Demography and Population Studies Programme, Schools of Public Health and Social Sciences, University of the Witwatersrand, Johannesburg, South Africa.
BMC Womens Health. 2023 Aug 14;23(1):430. doi: 10.1186/s12905-023-02581-z.
Early childbearing remains a public health concern in sub-Saharan Africa (SSA) because it has substantial implications for women's and children's health and population control. However, little is known about recent changes in early childbearing in the region following the implementation of the Family Planning 2020 initiative (FP2020) national-level interventions. Thus, this study examined factors associated with early childbearing among women in SSA.
The study used data from the most recent Demographic and Health Surveys conducted in 31 countries in sub-Saharan Africa between 2010 and 2021. The analysis included a pooled sample of 54,671 parous young women aged 20-24 years. A multivariable binary logistic regression model was used to examine the association between early childbearing and individual and household-level factors. All analyses were weighted to account for complex survey design.

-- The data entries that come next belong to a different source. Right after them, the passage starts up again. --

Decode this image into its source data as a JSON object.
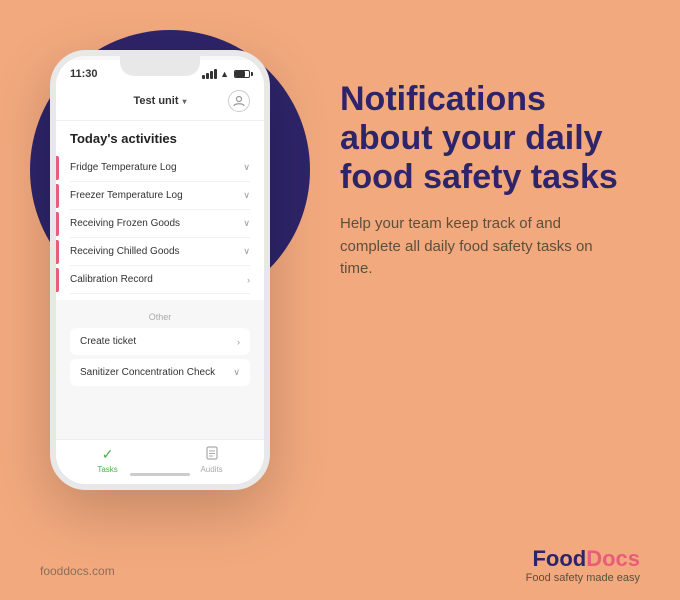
{
  "background": {
    "color": "#F2A97E"
  },
  "phone": {
    "status_time": "11:30",
    "unit_name": "Test unit",
    "activities_title": "Today's activities",
    "activity_items": [
      {
        "label": "Fridge Temperature Log",
        "icon": "chevron-down"
      },
      {
        "label": "Freezer Temperature Log",
        "icon": "chevron-down"
      },
      {
        "label": "Receiving Frozen Goods",
        "icon": "chevron-down"
      },
      {
        "label": "Receiving Chilled Goods",
        "icon": "chevron-down"
      },
      {
        "label": "Calibration Record",
        "icon": "chevron-right"
      }
    ],
    "other_label": "Other",
    "other_items": [
      {
        "label": "Create ticket",
        "icon": "chevron-right"
      },
      {
        "label": "Sanitizer Concentration Check",
        "icon": "chevron-down"
      }
    ],
    "nav": [
      {
        "label": "Tasks",
        "active": true,
        "icon": "✓"
      },
      {
        "label": "Audits",
        "active": false,
        "icon": "📋"
      }
    ]
  },
  "headline": {
    "line1": "Notifications",
    "line2": "about your daily",
    "line3": "food safety tasks"
  },
  "subtext": "Help your team keep track of and complete all daily food safety tasks on time.",
  "footer": {
    "website": "fooddocs.com",
    "brand": "FoodDocs",
    "tagline": "Food safety made easy"
  }
}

The study shows that the mean prevalence of early childbearing was high in SSA at 39% (95% CI: 35, 43). Chad had the highest prevalence of early childbearing, 62% (95% CI: 60, 64) while Rwanda had the lowest prevalence of 13% (95% CI: 11, 15). Completing secondary school (aOR = 0.57; 95% CI: 0.52, 0.62) or attaining tertiary level education (aOR = 0.32; 95% CI: 0.22, 0.45), first sexual debut in the age range 15-24 years (aOR = 0.15; 95% CI: 0.14, 0.16) and desire for a small family size (aOR = 0.63; 95% CI: 0.58, 0.69) were associated with reduced odds of early childbearing among young women in SSA.

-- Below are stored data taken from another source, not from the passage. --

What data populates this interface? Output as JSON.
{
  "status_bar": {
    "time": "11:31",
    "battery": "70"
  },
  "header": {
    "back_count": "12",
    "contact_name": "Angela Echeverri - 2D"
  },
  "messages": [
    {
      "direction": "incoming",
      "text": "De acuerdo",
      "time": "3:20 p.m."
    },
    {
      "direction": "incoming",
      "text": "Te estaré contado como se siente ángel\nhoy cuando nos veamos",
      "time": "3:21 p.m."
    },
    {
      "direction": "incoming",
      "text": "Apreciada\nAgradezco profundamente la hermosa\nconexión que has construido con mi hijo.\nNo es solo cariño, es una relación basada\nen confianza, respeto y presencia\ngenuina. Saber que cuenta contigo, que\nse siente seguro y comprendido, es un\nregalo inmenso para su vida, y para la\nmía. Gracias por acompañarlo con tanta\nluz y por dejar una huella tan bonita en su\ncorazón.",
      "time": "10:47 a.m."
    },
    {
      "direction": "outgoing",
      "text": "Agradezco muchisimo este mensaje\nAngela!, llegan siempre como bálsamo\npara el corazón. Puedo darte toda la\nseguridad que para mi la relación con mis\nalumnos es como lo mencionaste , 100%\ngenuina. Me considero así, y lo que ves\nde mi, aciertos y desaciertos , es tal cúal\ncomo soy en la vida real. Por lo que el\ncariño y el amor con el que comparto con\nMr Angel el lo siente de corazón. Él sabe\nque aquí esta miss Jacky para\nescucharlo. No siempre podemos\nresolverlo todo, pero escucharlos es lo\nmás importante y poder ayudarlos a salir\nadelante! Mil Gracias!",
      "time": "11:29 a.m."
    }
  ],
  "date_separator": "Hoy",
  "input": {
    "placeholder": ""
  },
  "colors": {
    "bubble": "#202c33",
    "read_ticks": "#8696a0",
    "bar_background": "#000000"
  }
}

The study has established that the prevalence of early childbearing is high in SSA. Level of education, age at first sexual debut, household size, and desired family size are associated with early childbearing in SSA. Governments of SSA countries should enhance sexual and reproductive health interventions to change reproductive behaviour, particularly in adolescents and young women.

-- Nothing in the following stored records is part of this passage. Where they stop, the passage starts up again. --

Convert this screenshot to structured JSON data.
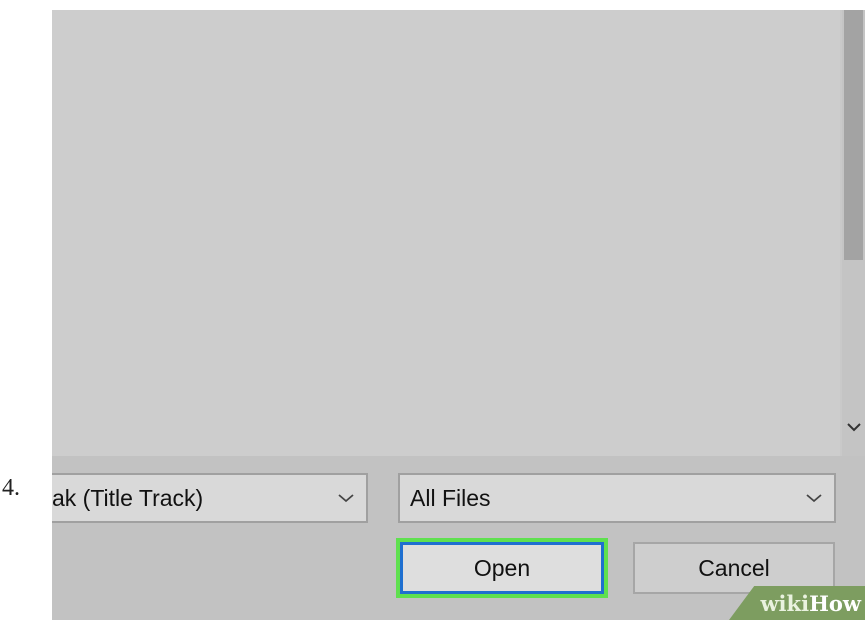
{
  "step_number": "4.",
  "dialog": {
    "file_name_value": "ak (Title Track)",
    "file_type_value": "All Files",
    "open_label": "Open",
    "cancel_label": "Cancel"
  },
  "icons": {
    "scroll_down": "chevron-down-icon",
    "file_name_dropdown": "chevron-down-icon",
    "file_type_dropdown": "chevron-down-icon"
  },
  "colors": {
    "open_highlight": "#5fe04f",
    "open_focus_border": "#1f6fd0",
    "watermark_bg": "#7d9d60"
  },
  "watermark": {
    "part1": "wiki",
    "part2": "How"
  }
}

在撒哈拉以南非洲(SSA),早育仍然是一个公共卫生问题,因为它对妇女和儿童的健康以及人口控制有重大影响。然而,在实施计划生育 2020 倡议(FP2020)国家层面的干预措施之后,该地区最近早育变化的情况鲜为人知。因此,本研究调查了 SSA 中妇女早育的相关因素。
本研究使用了 2010 年至 2021 年在撒哈拉以南非洲 31 个国家进行的最新人口与健康调查的数据。分析包括一个 54671 名 20-24 岁经产年轻妇女的汇总样本。采用多变量二元逻辑回归模型,研究早育与个体和家庭层面因素之间的关系。所有分析均进行加权,以考虑复杂的调查设计。
研究表明,SSA 的早育平均流行率很高,为 39%(95%CI:35,43)。乍得的早育流行率最高,为 62%(95%CI:60,64),而卢旺达的早育流行率最低,为 13%(95%CI:11,15)。完成中学教育(aOR=0.57;95%CI:0.52,0.62)或接受高等教育(aOR=0.32;95%CI:0.22,0.45)、15-24 岁初次发生性行为(aOR=0.15;95%CI:0.14,0.16)和希望生育较小的家庭规模(aOR=0.63;95%CI:0.58,0.69)与 SSA 年轻妇女早育的几率降低有关。
本研究表明,SSA 的早育流行率很高。教育水平、初次性行为年龄、家庭规模和期望的家庭规模与 SSA 的早育有关。SSA 国家的政府应加强性健康和生殖健康干预措施,以改变生殖行为,特别是在青少年和年轻妇女中。